European blackberry (Rubus plicatus) is a blackberry species originating from Eurasia, which has spread to other parts of the world, including North America. It is a perennial plant of the Rose family (Rosaceae). Its common name, Blackberry, relates to the tasty black fruits that gradually ripen from late summer to autumn.
It is a small deciduous shrub with prostrate canes that have sparse thorns. It has large three-lobed serrated leaves and produces white or pinkish flowers that bloom in early summer.

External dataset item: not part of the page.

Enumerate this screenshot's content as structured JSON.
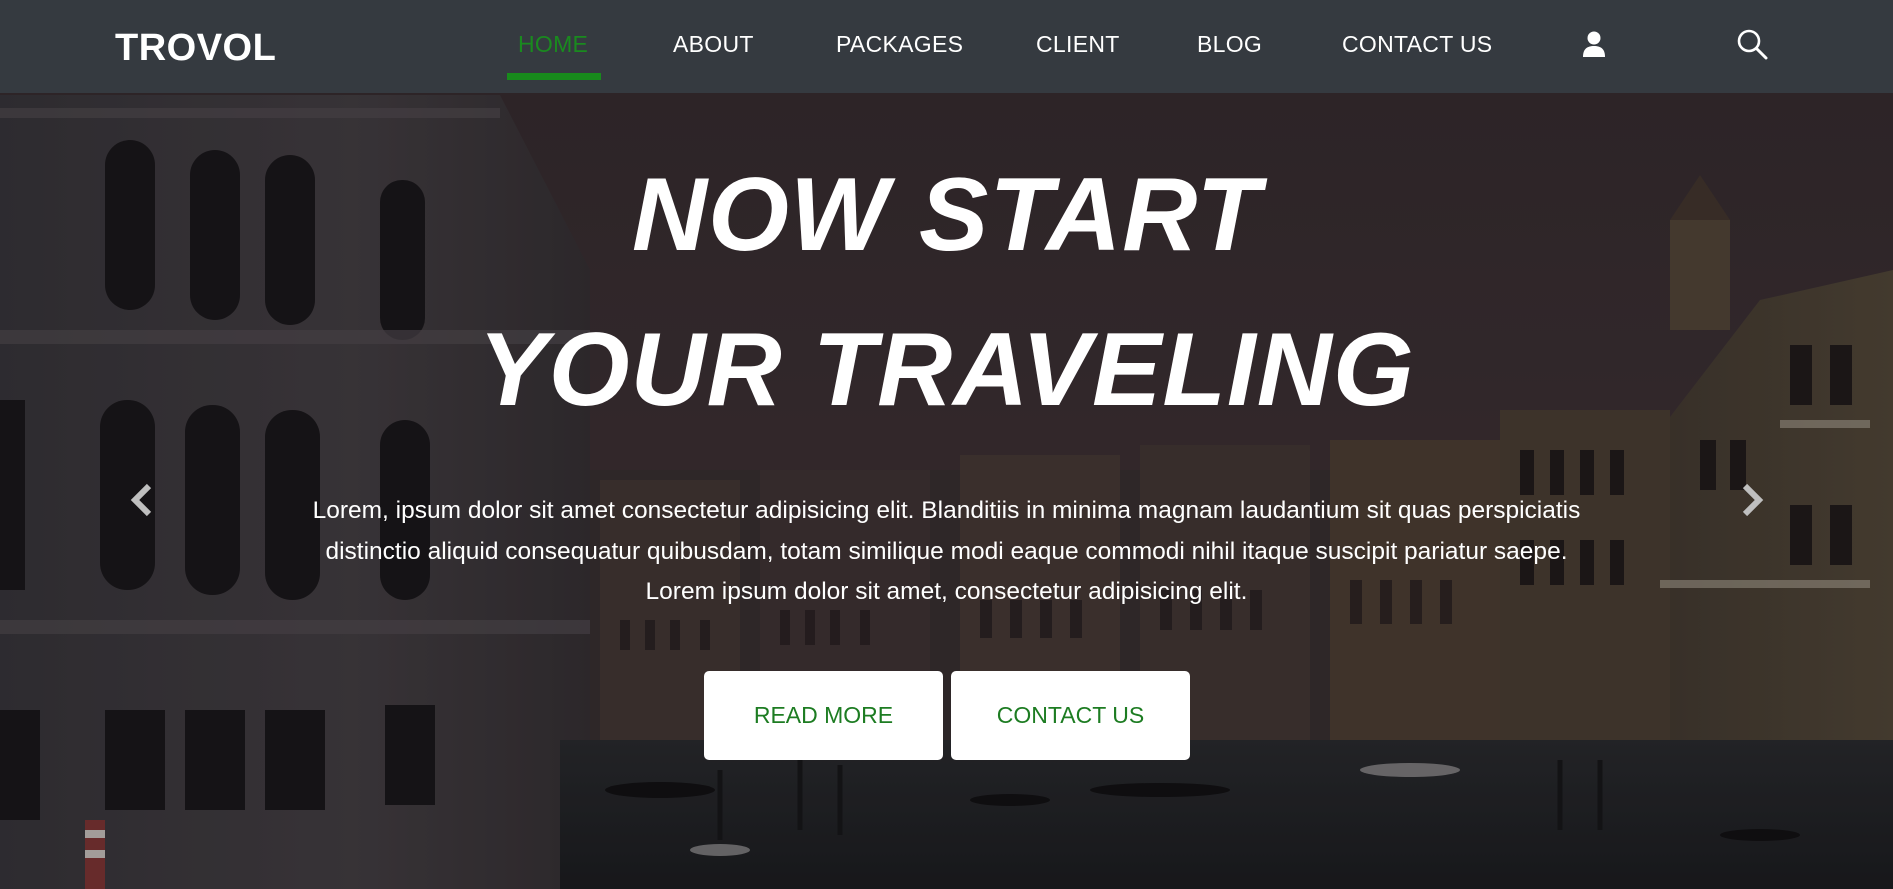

Despite being a little-known herbal material today, its leaves were considered valuable and widely used centuries ago. The ancient Greek physicians – Hippocrates and Dioscorides were the first to describe their astringent and antidiarrheal effects. At the beginning of the 20th century, German doctor Gerhard Madaus also discovered their positive impact on glucose levels in the blood.
Blackberry leaves are still used to this day for the treatment of various illnesses, including diarrhea, dysentery, and hemorrhoids. Some studies have found that they also have anti-inflammatory and anti-cancer effects.
The fruits are edible and contain beneficial vitamins and minerals. They have a pleasant sweet and sour taste and can be eaten fresh or processed into jams, jellies, or desserts.
The blackberry is also an important food source for wild birds and small mammals. It can provide habitat and shelter for animals and also help prevent soil erosion.
In some parts of the world, it has become an invasive species, spreading rapidly and pushing out native plants. Blackberries are capable of forming dense stands that are difficult to control and can disrupt ecosystems.